Livre II – Le système de propriété d’usage

Partie 3 – Moteurs d’une mobilisation favorable



Poursuivons la réflexion amorcée dans le Livre I à propos de l’État, et posons-nous une question qui pourrait venir d’un anarchiste révolutionnaire : « Peut-on vivre sans État ? ». Les sociétés primitives de familles nucléaires[1] s’en sont passé pendant des millénaires, et pour cause, l’échelle de leur population permettait une gestion entre-soi des affaires courantes : mais n’était-ce pas une forme de proto-État ? Ça n’est plus les cas avec des peuples composés de plusieurs millions de personnes, de propriétaires, pour lesquels la norme doit se cristalliser officiellement d’une manière ou d’une autre : il se trouve que cette cristallisation normative prend le plus souvent la forme de l’État. Rappelons que la cristallisation normative peut aussi se nommer : institution. C’est tout le paradoxe du libéral, qui prend l’individu comme atome initial, comme unité de base, mais qui doit à un moment ou à un autre s’appuyer sur l’échelle macroéconomique et une forme de division du travail pour satisfaire les besoins mêmes de l’individu. L’État comme découpage arbitraire du monde doit tenir compte des peuples et de leurs cultures, ce qui n’est pas toujours le cas, au risque d’être tenté de pratiquer le forçage idéologique par la suppression des particularités locales, ou de vivre des conflits ethniques incessants. L’utopie d’un libéralisme sans frontières, d’un État-monde, aurait pour effet d’homogénéiser l’anthropologie au point d’affaiblir l’individu en tant que puissance de proposition, et aboutirait finalement à une forme de privation de liberté d’expression. Penser que les intérêts globaux pourraient converger vers une seule proposition de cristallisation normative ne semble pas raisonnable. Pour cause, le monde hétérogène ne peut aboutir à une proposition homogène sans détruire une grande partie des libertés.
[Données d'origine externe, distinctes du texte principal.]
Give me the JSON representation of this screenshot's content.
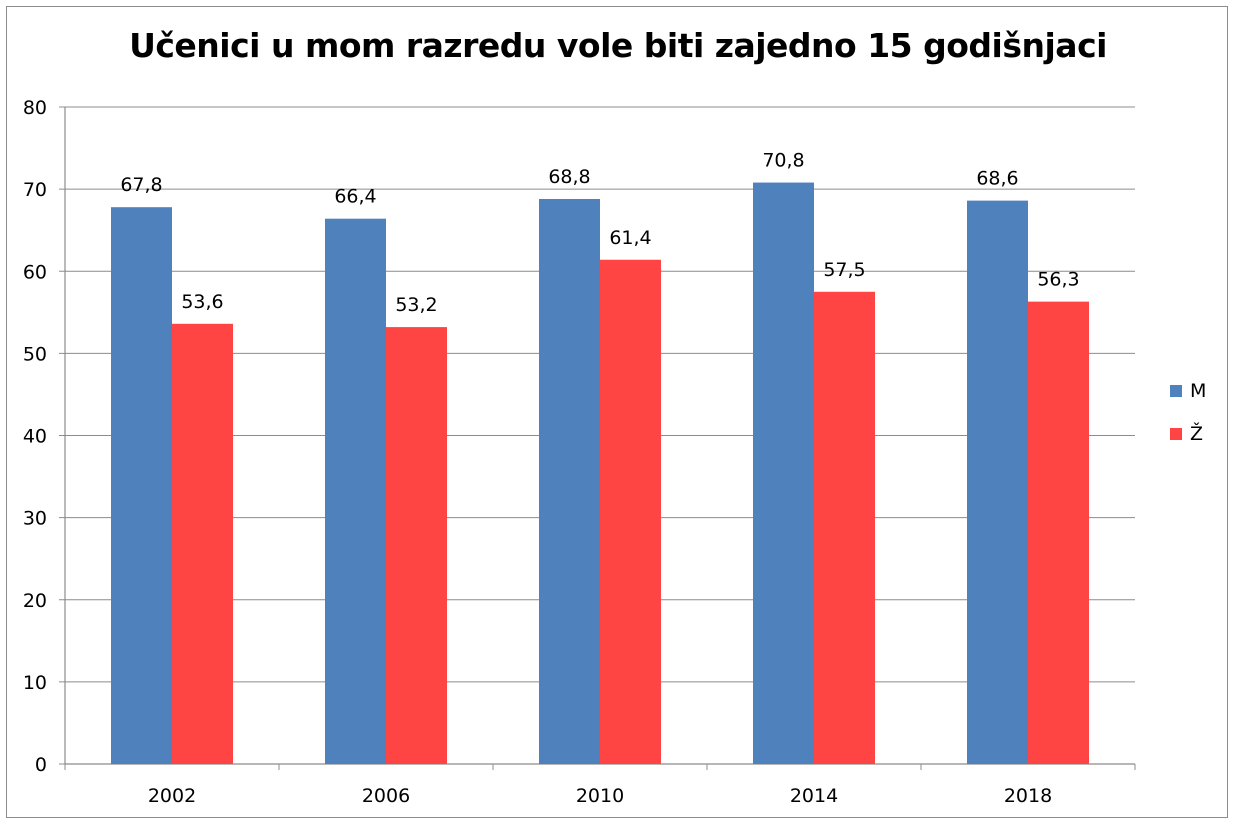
{
  "chart_data": {
    "type": "bar",
    "title": "Učenici u mom razredu vole biti zajedno 15 godišnjaci",
    "xlabel": "",
    "ylabel": "",
    "categories": [
      "2002",
      "2006",
      "2010",
      "2014",
      "2018"
    ],
    "series": [
      {
        "name": "M",
        "color": "#4f81bd",
        "values": [
          67.8,
          66.4,
          68.8,
          70.8,
          68.6
        ],
        "labels": [
          "67,8",
          "66,4",
          "68,8",
          "70,8",
          "68,6"
        ]
      },
      {
        "name": "Ž",
        "color": "#ff4444",
        "values": [
          53.6,
          53.2,
          61.4,
          57.5,
          56.3
        ],
        "labels": [
          "53,6",
          "53,2",
          "61,4",
          "57,5",
          "56,3"
        ]
      }
    ],
    "ylim": [
      0,
      80
    ],
    "yticks": [
      "0",
      "10",
      "20",
      "30",
      "40",
      "50",
      "60",
      "70",
      "80"
    ],
    "grid": true,
    "legend_position": "right"
  }
}
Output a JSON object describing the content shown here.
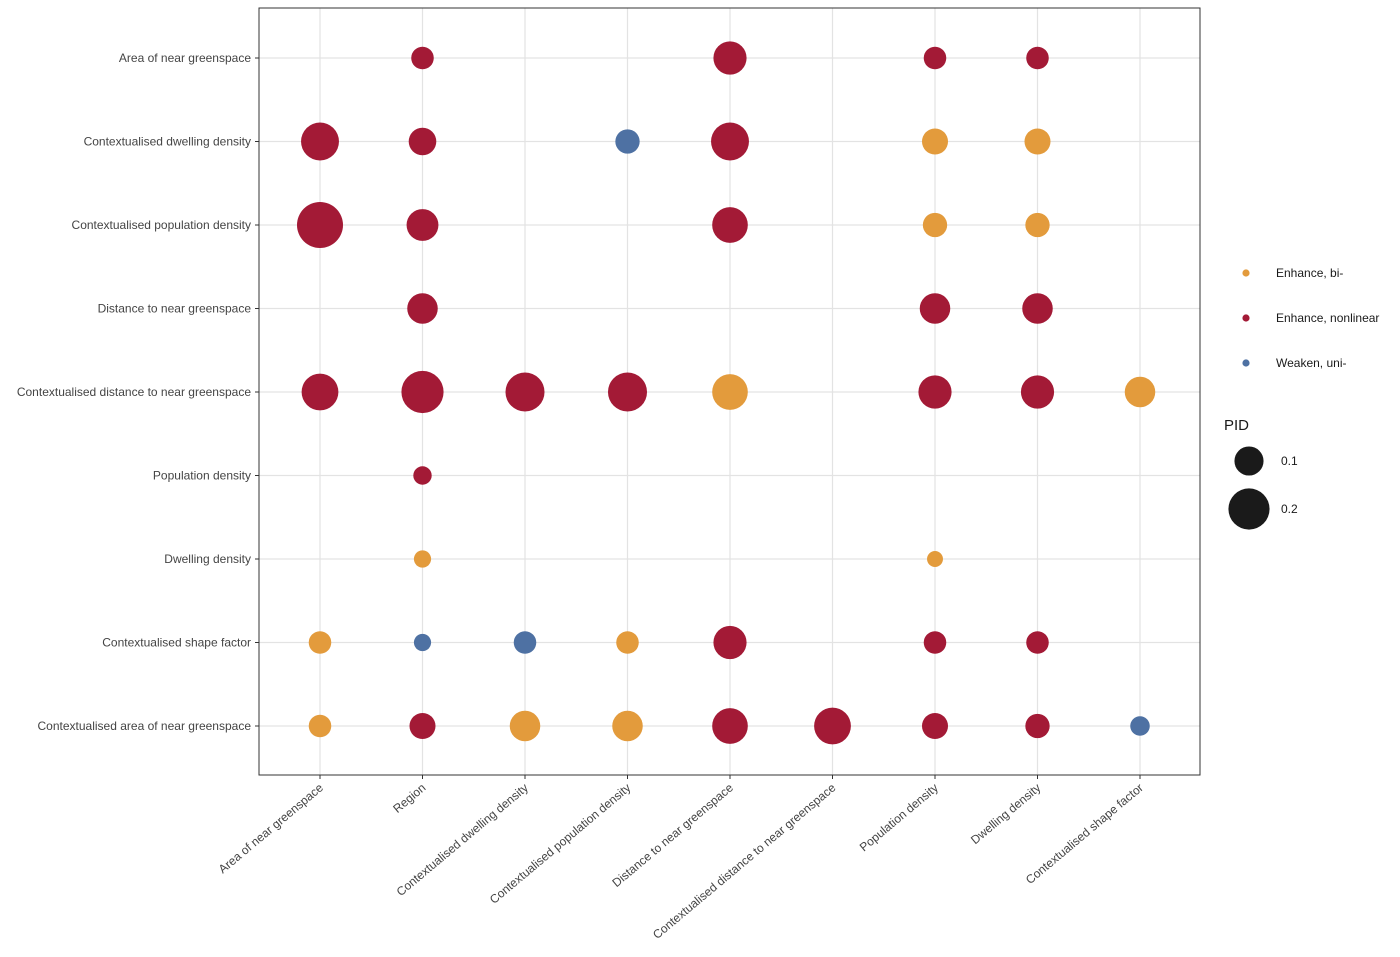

Voilà pourquoi, même pour un défenseur du libéralisme, un découpage étatique du monde peut offrir un outil au service de l’émancipation. Nous avons déjà abordé la liberté de circuler et de commercer entre les États, et nous avons vu combien il ne peut jamais exister de commerce mondial sans création de bastions défendus. Même si nous n’avions plus de frontières, et que les règles du commerce étaient parfaitement homogènes, il persisterait une défense ardue des intérêts locaux sous toutes les formes possibles. Il en va de la constitution de l’humanité, qui fonctionne qu’on le veuille ou non par appartenance à des communautés d’intérêts.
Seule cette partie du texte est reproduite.